Finite coupling effects in double quantum dots near equilibrium

TL;DR

This paper evaluates a novel analytic continuation approach for quantum master equations, demonstrating its accuracy near equilibrium in double quantum dot systems and exploring effects of strong Coulomb interactions.

Contribution

It applies an analytic continuation method to fermionic systems, showing its validity near equilibrium and analyzing Coulomb effects in double quantum dots.

Findings

Method is accurate near equilibrium in fermionic systems.

Comparison shows Redfield methods are less accurate across regimes.

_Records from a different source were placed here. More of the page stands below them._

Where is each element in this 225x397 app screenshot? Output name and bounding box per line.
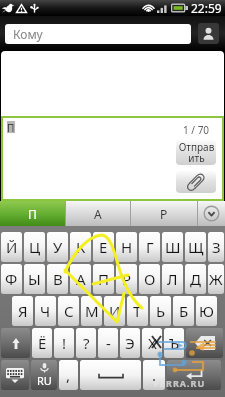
button[interactable]: Э (120, 328, 140, 358)
button[interactable]: Х (142, 328, 162, 358)
staticText: Ш (165, 237, 181, 257)
staticText: Кому (13, 26, 43, 42)
staticText: В (53, 269, 63, 289)
button[interactable]: М (81, 296, 102, 326)
button[interactable]: Е (93, 232, 114, 262)
button[interactable]: В (47, 264, 68, 294)
button[interactable]: Ж (208, 264, 224, 294)
button[interactable]: С (58, 296, 79, 326)
staticText: Х (148, 333, 157, 353)
button[interactable]: Скрыть клавиатуру (1, 360, 29, 390)
staticText: Ю (199, 301, 214, 321)
button[interactable]: О (139, 264, 160, 294)
button[interactable]: Л (162, 264, 183, 294)
staticText: О (144, 269, 156, 289)
button[interactable]: Г (139, 232, 160, 262)
staticText: У (53, 237, 63, 257)
staticText: Б (179, 301, 189, 321)
staticText: Отправить (178, 140, 215, 165)
staticText: Н (121, 237, 133, 257)
staticText: Л (167, 269, 178, 289)
button[interactable]: Б (173, 296, 194, 326)
button[interactable]: Я (12, 296, 33, 326)
button[interactable]: У (47, 232, 68, 262)
button[interactable]: П (93, 264, 114, 294)
staticText: Ц (29, 237, 41, 257)
staticText: ! (62, 333, 67, 353)
staticText: Р (160, 206, 168, 222)
staticText: А (76, 269, 86, 289)
staticText: - (106, 333, 111, 353)
button[interactable]: ? (76, 328, 96, 358)
staticText: Е (99, 237, 108, 257)
button[interactable]: Ь (150, 296, 171, 326)
button[interactable]: К (70, 232, 91, 262)
staticText: , (66, 365, 71, 385)
button[interactable]: И (104, 296, 125, 326)
button[interactable]: З (208, 232, 224, 262)
staticText: 22:59 (191, 0, 222, 16)
staticText: Д (190, 269, 201, 289)
button[interactable]: ! (54, 328, 74, 358)
button[interactable]: Д (185, 264, 206, 294)
button[interactable]: Ввод (167, 360, 221, 390)
staticText: М (85, 301, 99, 321)
button[interactable]: Н (116, 232, 137, 262)
staticText: 1 / 70 (183, 123, 210, 137)
staticText: Г (146, 237, 154, 257)
staticText: Э (125, 333, 135, 353)
button[interactable]: А (65, 201, 130, 226)
staticText: Ж (209, 269, 223, 289)
button[interactable]: А (70, 264, 91, 294)
staticText: Т (133, 301, 142, 321)
button[interactable]: Щ (185, 232, 206, 262)
button[interactable]: Больше вариантов (197, 201, 225, 226)
button[interactable]: Backspace (186, 328, 223, 358)
button[interactable]: Ю (196, 296, 217, 326)
staticText: Ы (28, 269, 41, 289)
staticText: С (64, 301, 74, 321)
button[interactable]: Shift (1, 328, 30, 358)
staticText: ? (83, 333, 90, 353)
staticText: RU (37, 373, 52, 388)
button[interactable]: Ф (1, 264, 22, 294)
staticText: Р (122, 269, 132, 289)
staticText: А (94, 206, 102, 222)
button[interactable]: Р (116, 264, 137, 294)
staticText: Й (6, 237, 18, 257)
staticText: Ч (40, 301, 51, 321)
staticText: Ь (156, 301, 166, 321)
staticText: FERRA.RU (154, 377, 206, 389)
button[interactable]: - (98, 328, 118, 358)
button[interactable]: Ш (162, 232, 183, 262)
button[interactable]: Ъ (164, 328, 184, 358)
staticText: П (7, 121, 15, 133)
button[interactable]: Ц (24, 232, 45, 262)
staticText: Ф (5, 269, 18, 289)
button[interactable]: Ы (24, 264, 45, 294)
staticText: Ъ (169, 333, 180, 353)
staticText: И (109, 301, 121, 321)
button[interactable]: Т (127, 296, 148, 326)
staticText: Я (18, 301, 28, 321)
button[interactable]: Й (1, 232, 22, 262)
button[interactable]: П (0, 201, 65, 226)
button[interactable]: Ч (35, 296, 56, 326)
button[interactable]: Голосовой ввод (31, 360, 57, 390)
staticText: Щ (188, 237, 204, 257)
staticText: . (152, 365, 157, 385)
button[interactable]: Р (130, 201, 197, 226)
staticText: З (212, 237, 221, 257)
button[interactable]: Вложение (176, 171, 216, 193)
button[interactable]: Ё (32, 328, 52, 358)
button[interactable]: . (143, 360, 165, 390)
staticText: К (76, 237, 86, 257)
button[interactable]: Выбрать контакт (198, 23, 219, 44)
button[interactable]: Пробел (80, 360, 141, 390)
staticText: Ё (38, 333, 47, 353)
button[interactable]: Отправить (176, 140, 216, 165)
staticText: П (28, 206, 37, 222)
button[interactable]: , (59, 360, 78, 390)
button[interactable]: Кому (5, 24, 191, 44)
staticText: П (98, 269, 109, 289)
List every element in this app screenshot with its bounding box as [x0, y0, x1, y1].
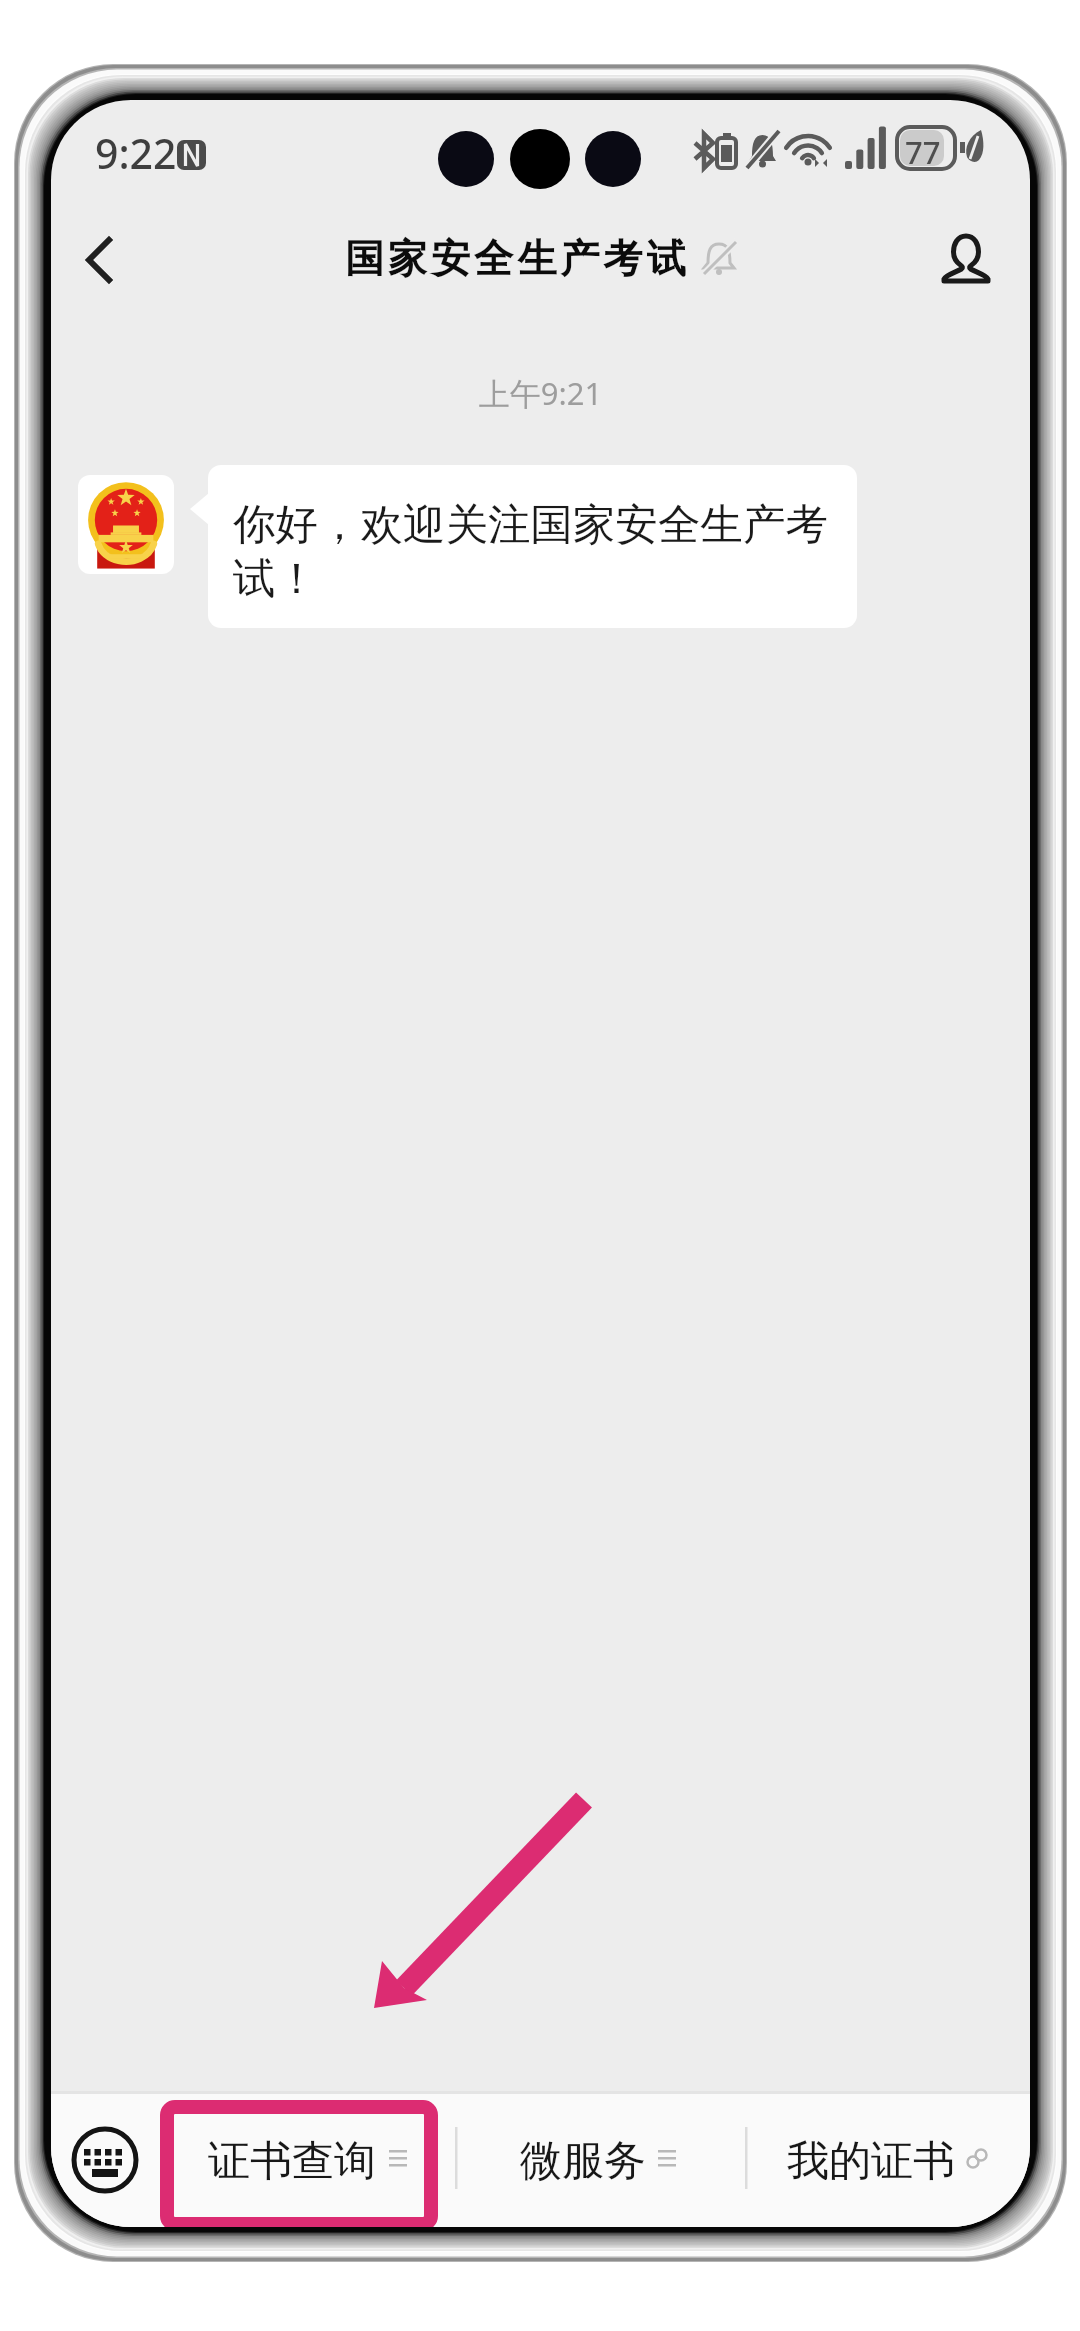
- staticText: 9:22: [95, 125, 177, 181]
- button[interactable]: 微服务: [520, 2127, 728, 2199]
- staticText: 试！: [233, 552, 318, 606]
- button[interactable]: Keyboard: [72, 2127, 138, 2193]
- staticText: 77: [905, 131, 941, 173]
- button[interactable]: Back: [51, 212, 147, 308]
- staticText: 我的证书: [787, 2135, 955, 2188]
- button[interactable]: 证书查询: [208, 2127, 456, 2199]
- staticText: 国家安全生产考试: [345, 234, 690, 283]
- staticText: 证书查询: [208, 2135, 376, 2188]
- staticText: 微服务: [520, 2135, 646, 2188]
- staticText: 上午9:21: [51, 372, 1030, 414]
- button[interactable]: 我的证书: [787, 2127, 1030, 2199]
- staticText: 你好，欢迎关注国家安全生产考: [233, 498, 828, 552]
- button[interactable]: Profile: [913, 205, 1019, 311]
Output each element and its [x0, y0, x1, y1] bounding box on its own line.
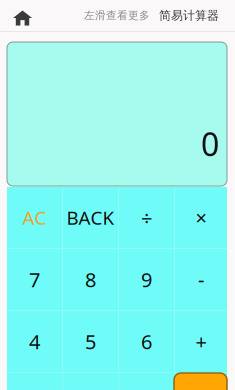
- staticText: AC: [22, 205, 46, 230]
- button[interactable]: 7: [7, 249, 62, 310]
- button[interactable]: ×: [175, 187, 227, 248]
- staticText: 0: [201, 122, 219, 165]
- staticText: ×: [196, 204, 206, 231]
- button[interactable]: Equals: [174, 373, 226, 390]
- staticText: BACK: [66, 205, 114, 230]
- button[interactable]: BACK: [63, 187, 118, 248]
- staticText: 4: [29, 328, 40, 355]
- staticText: 8: [85, 266, 96, 293]
- staticText: 左滑查看更多: [84, 9, 150, 22]
- button[interactable]: -: [175, 249, 227, 310]
- staticText: 7: [29, 266, 40, 293]
- staticText: 简易计算器: [159, 8, 219, 23]
- staticText: 6: [141, 328, 152, 355]
- staticText: 9: [141, 266, 152, 293]
- button[interactable]: AC: [7, 187, 62, 248]
- staticText: -: [198, 266, 204, 293]
- staticText: +: [196, 328, 206, 355]
- staticText: ÷: [141, 204, 152, 231]
- button[interactable]: 5: [63, 311, 118, 372]
- button[interactable]: Home: [0, 0, 38, 32]
- button[interactable]: 4: [7, 311, 62, 372]
- button[interactable]: +: [175, 311, 227, 372]
- button[interactable]: 8: [63, 249, 118, 310]
- button[interactable]: 6: [119, 311, 174, 372]
- button[interactable]: 9: [119, 249, 174, 310]
- button[interactable]: ÷: [119, 187, 174, 248]
- staticText: 5: [85, 328, 96, 355]
- button[interactable]: 3: [120, 373, 174, 390]
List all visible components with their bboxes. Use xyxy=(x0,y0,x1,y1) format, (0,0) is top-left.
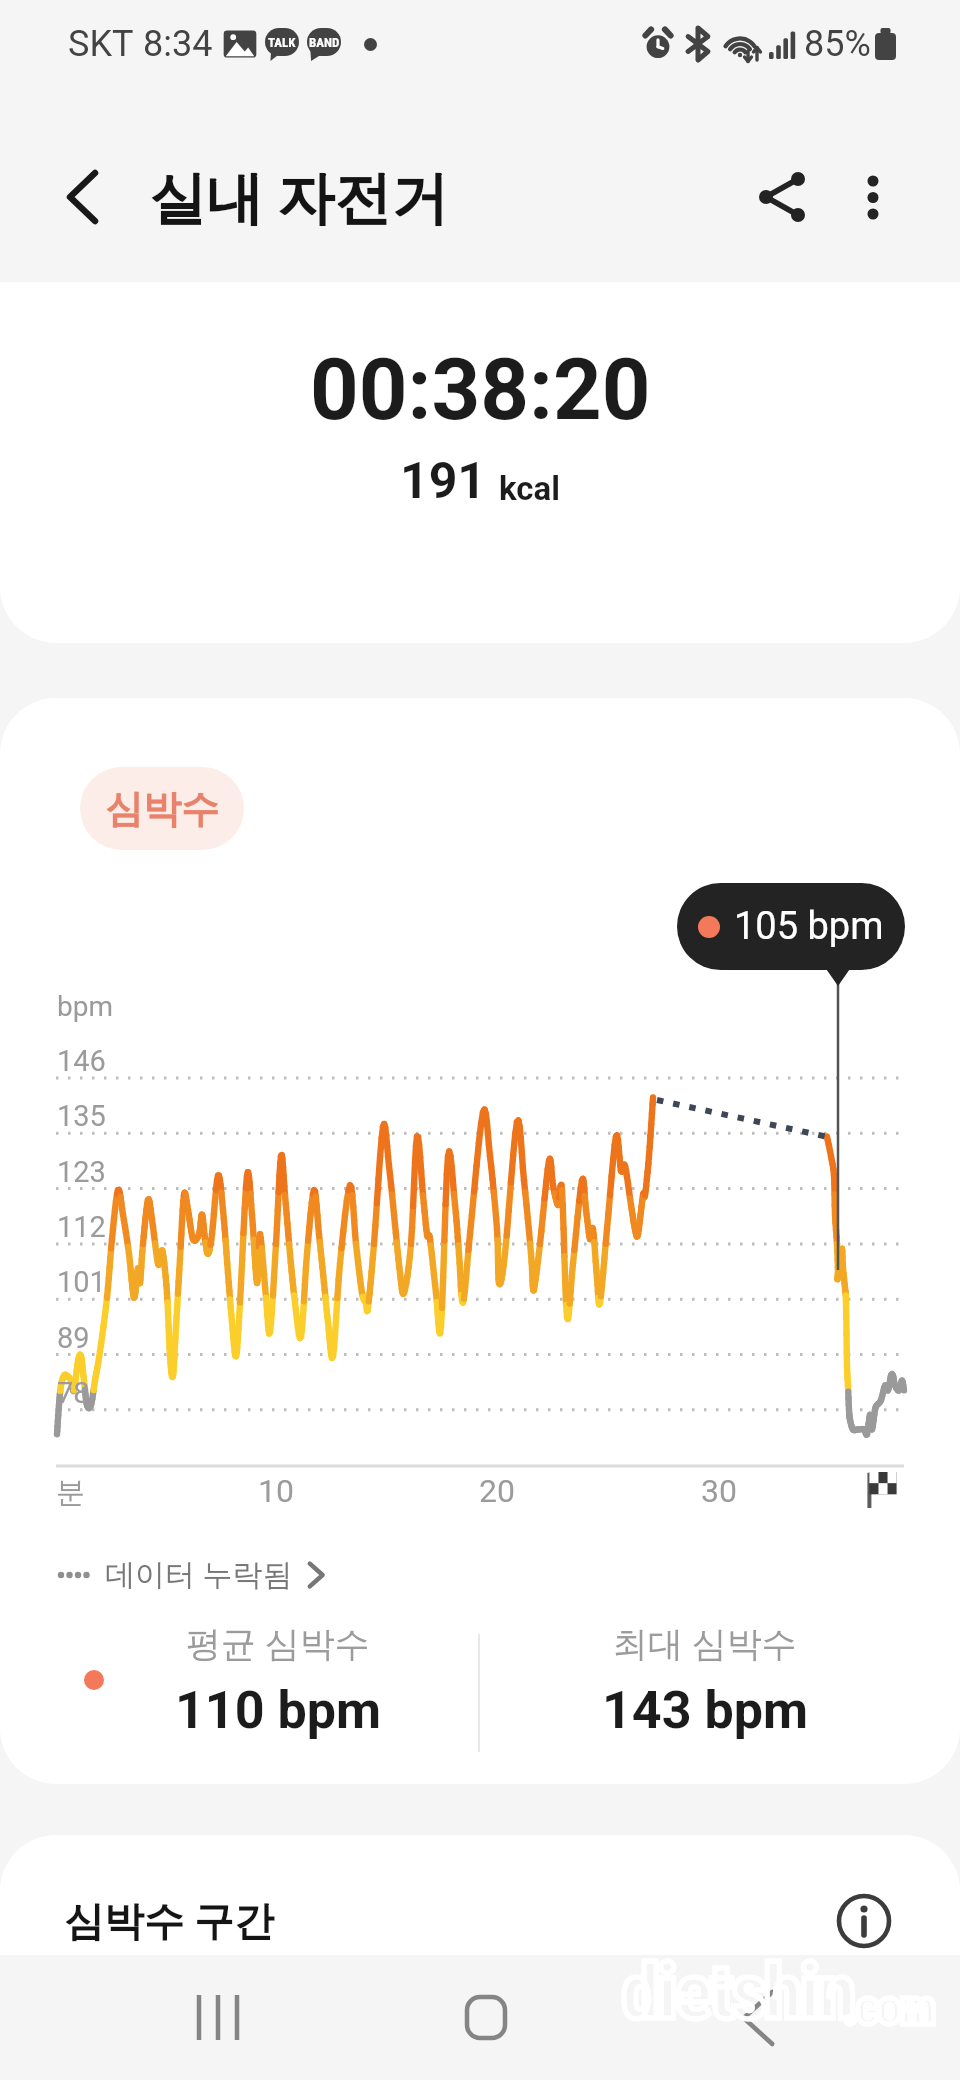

Strong Coulomb interactions influence system dynamics significantly.

Abstract

A weak coupling quantum master equation provides reliable steady-state results only in the van Hove limit, i.e., when the system-lead coupling approaches zero. Recently, J. Thingna et al. [Phys. Rev. E 88, 052127 (2013)] proposed an alternative approach, based on an analytic continuation of the Redfield solution, to evaluate the reduced density matrix up to second order in the system-bath coupling. The approach provides accurate results for harmonic oscillator and spin-bosonic systems. We apply this approach to study fermionic systems and the calculation on an exactly solvable double quantum dot system shows that the method is rigorously valid only near equilibrium, i.e., linear response regime. We further compare to the Redfield and the secular Redfield (Lindblad-type) master equations that are inaccurate in all parameter regimes. Lastly, we consider the non-trivial problem of strong Coulomb interaction and illustrate the interplay between system-lead coupling, inter-dot tunneling, and Coulomb strength that can be captured only via the analytic continuation method.